The Frontier Thesis and the middle kingdom

Feb 13, 2023
Surface of the Planet Earth viewed from a satellite, focused on Australia.

It goes without saying, and even better with saying, that America’s destiny is now tied up with China, which means so too is Australia’s.

There has, of course, been a lot of commentary on this and on the diplomatic role that middle powers play in an evolving relationship. What has been absent, to some degree, has been an appropriately historicist approach to the commentary, which can inform our perspectives with nuance and insight. That is what prompts this piece.

In 1893 in Chicago, American historian Frederick Jackson Turner gave an influential speech outlining his ‘frontier thesis’. In keeping with a body of intellectual work outlining ‘manifest destiny’, Turner argued that the American national character had been formed by Westward expansion. When coming into contact with successive waves of the frontier, American itself had become egalitarian as well as violent. It was a thesis in a geographic and ideational sense. Turner meant the frontier literally in the move from Boston to California, especially at a time when ‘the natural West’ in the American imagination was closing, was becoming ‘civilised’ and also that the character of the nation was changing. There are nuances and intricacies to this, but what matters from Turner now is that America is not only a continental project but a worldly one. The frontier moved from the Mayflower to San Francisco to Hawaii to the Phillipines to the moon. And now manifest destiny meets the frontier that is China.

Similarly at the level of land and ideas, is ‘the Middle Kingdom’, which is a translated name for China’s own name, Zhongguo, and dates back to the Western Zhuo period around 1000 years ago, albeit in a different sense. Like Turner’s frontier, it was meant as a body of land and as a body of political thought – the central plains region in the Warring States, and the central part of civilisation itself. It appears in a formal legal document for the first time at the Treaty of Nerchinsk in 1689. And, it belies the fact that identity here that is wrapped up with contemporary Chinese nationality. This is the heart of civilisation itself, the centre of the world.

What happens when an irresistible force meets an immovable object? When the West finds the East in a global sense? It remains to be seen, which is what matters now. If America continues to see its destiny in forever expanding Wests, it also has to recognise that it will come full circle, a way around the globe that comes through Eastern states to arrive back at itself, back in Boston or Washington DC after a journey through Beijing. We move in circles after all.

This also matters for thinking through relations of power today. It would serve commentators well to remember the deep seated roots of geographic and theoretical power. For Australia, that means thinking about our own status – a frontier for America, where Crocodile Dundee still holds sway; and a frontier too for China, an iron ore super pit that supplies the raw material from its own inner West.

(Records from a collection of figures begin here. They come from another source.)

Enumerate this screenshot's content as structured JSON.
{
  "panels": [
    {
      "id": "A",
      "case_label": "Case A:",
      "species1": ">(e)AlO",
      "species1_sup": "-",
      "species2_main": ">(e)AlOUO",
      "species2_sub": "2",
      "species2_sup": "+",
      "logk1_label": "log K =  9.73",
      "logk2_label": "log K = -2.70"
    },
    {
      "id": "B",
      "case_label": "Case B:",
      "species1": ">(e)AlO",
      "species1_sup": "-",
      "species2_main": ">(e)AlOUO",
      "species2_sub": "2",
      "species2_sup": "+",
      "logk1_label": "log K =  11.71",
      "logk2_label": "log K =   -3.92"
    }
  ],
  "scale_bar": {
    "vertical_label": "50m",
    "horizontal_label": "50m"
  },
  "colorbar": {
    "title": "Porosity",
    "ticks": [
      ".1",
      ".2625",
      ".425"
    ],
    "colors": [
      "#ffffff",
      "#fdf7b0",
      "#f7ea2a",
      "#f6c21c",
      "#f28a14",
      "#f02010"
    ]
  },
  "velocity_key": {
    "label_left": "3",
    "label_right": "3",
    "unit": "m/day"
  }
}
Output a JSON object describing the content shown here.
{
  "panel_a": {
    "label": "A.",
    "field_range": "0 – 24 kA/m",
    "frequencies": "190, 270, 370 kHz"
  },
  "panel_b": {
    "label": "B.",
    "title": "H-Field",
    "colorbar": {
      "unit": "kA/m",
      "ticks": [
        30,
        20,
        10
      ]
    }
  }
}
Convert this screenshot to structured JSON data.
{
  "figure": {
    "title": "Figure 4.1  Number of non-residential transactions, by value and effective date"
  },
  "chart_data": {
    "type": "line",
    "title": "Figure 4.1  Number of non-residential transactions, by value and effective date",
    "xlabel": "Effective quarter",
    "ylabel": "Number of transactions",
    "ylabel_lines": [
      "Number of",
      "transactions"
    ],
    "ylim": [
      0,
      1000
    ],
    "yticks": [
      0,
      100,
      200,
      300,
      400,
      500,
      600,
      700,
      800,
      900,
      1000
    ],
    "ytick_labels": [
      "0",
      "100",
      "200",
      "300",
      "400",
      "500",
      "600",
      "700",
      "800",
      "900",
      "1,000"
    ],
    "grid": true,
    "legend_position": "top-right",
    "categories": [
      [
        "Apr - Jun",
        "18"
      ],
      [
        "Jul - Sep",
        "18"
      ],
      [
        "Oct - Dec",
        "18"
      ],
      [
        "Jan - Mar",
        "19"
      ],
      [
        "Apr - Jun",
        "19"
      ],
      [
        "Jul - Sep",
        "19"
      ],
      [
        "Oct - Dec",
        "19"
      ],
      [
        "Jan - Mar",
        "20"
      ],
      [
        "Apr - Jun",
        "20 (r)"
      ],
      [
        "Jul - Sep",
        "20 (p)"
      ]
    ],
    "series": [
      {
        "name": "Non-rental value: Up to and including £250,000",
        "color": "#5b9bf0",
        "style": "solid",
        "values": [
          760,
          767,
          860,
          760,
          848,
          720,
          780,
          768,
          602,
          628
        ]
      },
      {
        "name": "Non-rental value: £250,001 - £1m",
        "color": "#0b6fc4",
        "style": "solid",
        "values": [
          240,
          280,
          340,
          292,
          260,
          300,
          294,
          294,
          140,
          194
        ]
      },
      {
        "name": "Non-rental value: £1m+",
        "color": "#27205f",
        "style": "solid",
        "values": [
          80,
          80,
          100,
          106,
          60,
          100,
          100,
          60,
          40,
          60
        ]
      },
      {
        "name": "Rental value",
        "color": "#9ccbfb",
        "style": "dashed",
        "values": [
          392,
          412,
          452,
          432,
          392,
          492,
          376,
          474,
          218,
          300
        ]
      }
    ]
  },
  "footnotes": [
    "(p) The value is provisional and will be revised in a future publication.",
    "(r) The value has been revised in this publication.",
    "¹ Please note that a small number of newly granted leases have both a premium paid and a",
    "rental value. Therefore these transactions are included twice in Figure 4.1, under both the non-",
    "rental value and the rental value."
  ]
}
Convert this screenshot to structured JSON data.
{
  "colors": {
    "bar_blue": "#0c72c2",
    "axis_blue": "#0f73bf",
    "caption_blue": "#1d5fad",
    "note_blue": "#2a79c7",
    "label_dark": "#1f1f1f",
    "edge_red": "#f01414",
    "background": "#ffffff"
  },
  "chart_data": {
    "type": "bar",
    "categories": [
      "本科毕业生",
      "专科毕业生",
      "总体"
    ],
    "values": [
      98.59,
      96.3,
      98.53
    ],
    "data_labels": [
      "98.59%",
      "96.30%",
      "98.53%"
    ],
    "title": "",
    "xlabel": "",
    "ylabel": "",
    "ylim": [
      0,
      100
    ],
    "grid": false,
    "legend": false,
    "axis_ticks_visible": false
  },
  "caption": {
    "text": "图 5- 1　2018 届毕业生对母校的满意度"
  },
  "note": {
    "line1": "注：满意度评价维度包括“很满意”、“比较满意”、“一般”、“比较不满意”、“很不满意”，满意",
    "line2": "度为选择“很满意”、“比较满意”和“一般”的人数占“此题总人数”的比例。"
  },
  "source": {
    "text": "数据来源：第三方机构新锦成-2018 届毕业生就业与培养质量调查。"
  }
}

The realist view, the view taken by both sides of parliament, recognises that we are a middle power with regional influence, but we also have an autonomous civilisation in a First Nations reality. Centreing First Nations voices in the long duress matters for holding our balance at home and abroad, matters when we empower Senator Pat Dodson to have a seat at the UN table next to Penny Wong. We would do well then, to consider what non-alignment means, what balancing the future holds for us. After all, the dominant narrative in Cold War historiography was the conflict between Capitalism and Communism, but there was a third way there. Indonesia, India and others demonstrate the wisdom of this approach and so too do the many other nations from then onwards.

The wisdom of that approach was there at the Bandung Conference, which outlined a way of mitigating conflict, and ensuring that middle powers weren’t more fully drawn into Vietnam, asserting a post-colonial sovereignty along the way – no-one’s frontier but their own. It remains to be seen how the Frontier Thesis will interact with the Middle Kingdom, but to my mind, Australians would do well to remember that choosing sides can often mean forgetting what is really at stake when you are simply trying to hold onto a good place.